One last point to be made is that even if we were to allow default judgments in the context of paternity actions when no responsive pleading is actually filed, we would still have to reverse this case for failure to give Hampton three days' notice as mandated by Ind. Rules of Procedure, Trial Rule 55(B), other papers having been filed to indicate Hampton's "appearance." (To the extent that Horsley stands for the proposition a default judgment can be granted when a responsive pleading has been filed and facts put at issue, we disagree with the opinion therein. A plaintiff in such a situation is entitled to judgment on the merits.) See Horsley v. Lewis, supra.
For the foregoing reasons, we are compelled to vacate the default judgment and remand for further proceedings.

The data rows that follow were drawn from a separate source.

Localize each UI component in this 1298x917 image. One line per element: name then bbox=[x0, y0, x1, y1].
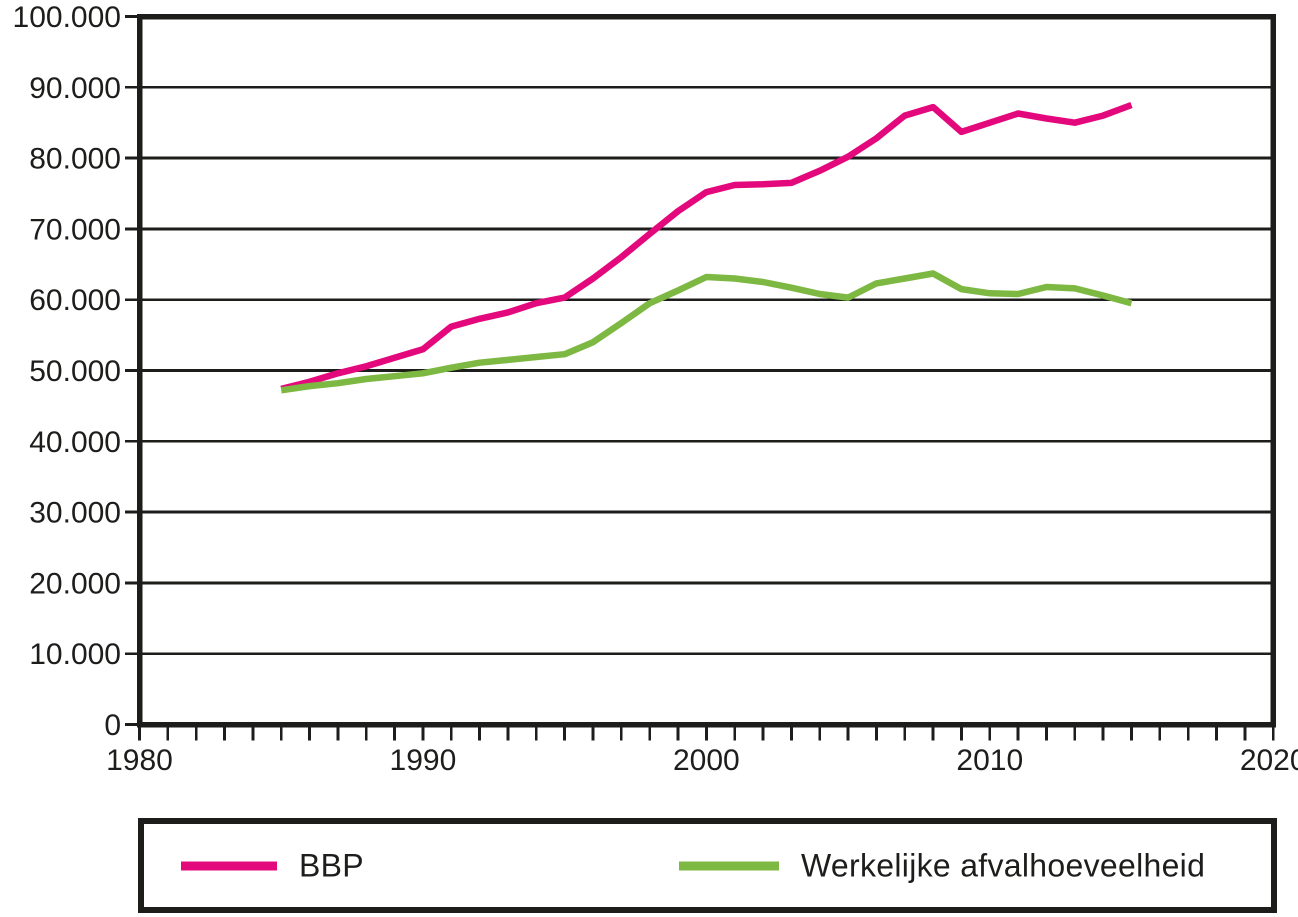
waste-line bbox=[280, 270, 1133, 394]
y-tick-label: 0 bbox=[104, 709, 121, 742]
legend-label-bbp: BBP bbox=[299, 847, 364, 883]
y-tick-label: 90.000 bbox=[29, 72, 121, 105]
y-tick-label: 20.000 bbox=[29, 567, 121, 600]
x-tick-label: 1980 bbox=[106, 744, 173, 777]
y-tick-label: 60.000 bbox=[29, 284, 121, 317]
x-tick-label: 1990 bbox=[390, 744, 457, 777]
bbp-line-swatch bbox=[181, 861, 277, 870]
plot-area: 0 10.000 20.000 30.000 40.000 50.000 60.000 70.… bbox=[13, 1, 1298, 777]
x-tick-label: 2000 bbox=[673, 744, 740, 777]
legend: BBP Werkelijke afvalhoeveelheid bbox=[138, 818, 1277, 913]
x-tick-label: 2020 bbox=[1240, 744, 1298, 777]
y-tick-label: 40.000 bbox=[29, 426, 121, 459]
y-tick-label: 50.000 bbox=[29, 355, 121, 388]
y-tick-label: 30.000 bbox=[29, 497, 121, 530]
y-tick-label: 80.000 bbox=[29, 143, 121, 176]
waste-line-swatch bbox=[679, 861, 779, 870]
bbp-line bbox=[280, 101, 1133, 393]
y-tick-label: 10.000 bbox=[29, 638, 121, 671]
y-tick-label: 100.000 bbox=[13, 1, 121, 34]
x-tick-label: 2010 bbox=[956, 744, 1023, 777]
legend-label-waste: Werkelijke afvalhoeveelheid bbox=[801, 847, 1206, 883]
y-tick-label: 70.000 bbox=[29, 213, 121, 246]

Because we reverse this case on other grounds, Hampton's arguments concerning retroactive support awarded to Mother are moot. However, the possibility clearly exists the issue may again arise. We thus refer Hampton to B.G.L. v. C.L.S., (1977) 175 Ind. App. 132, 369 N.E.2d 1105, where this court's position is clear that the duty of a father to maintain his minor children is imposed by law beginning at birth. Because Mother brought this action one month after the child's birth, we also see no possible problem with any two-year limitation which may be imposed. See IND. CODE 31-6-6.1-6 (amended 1980 Ind. Acts, P.L. 183, § 4); B.G.L. v. C.L.S., supra.
CONOVER, P.J., and YOUNG, J., concur.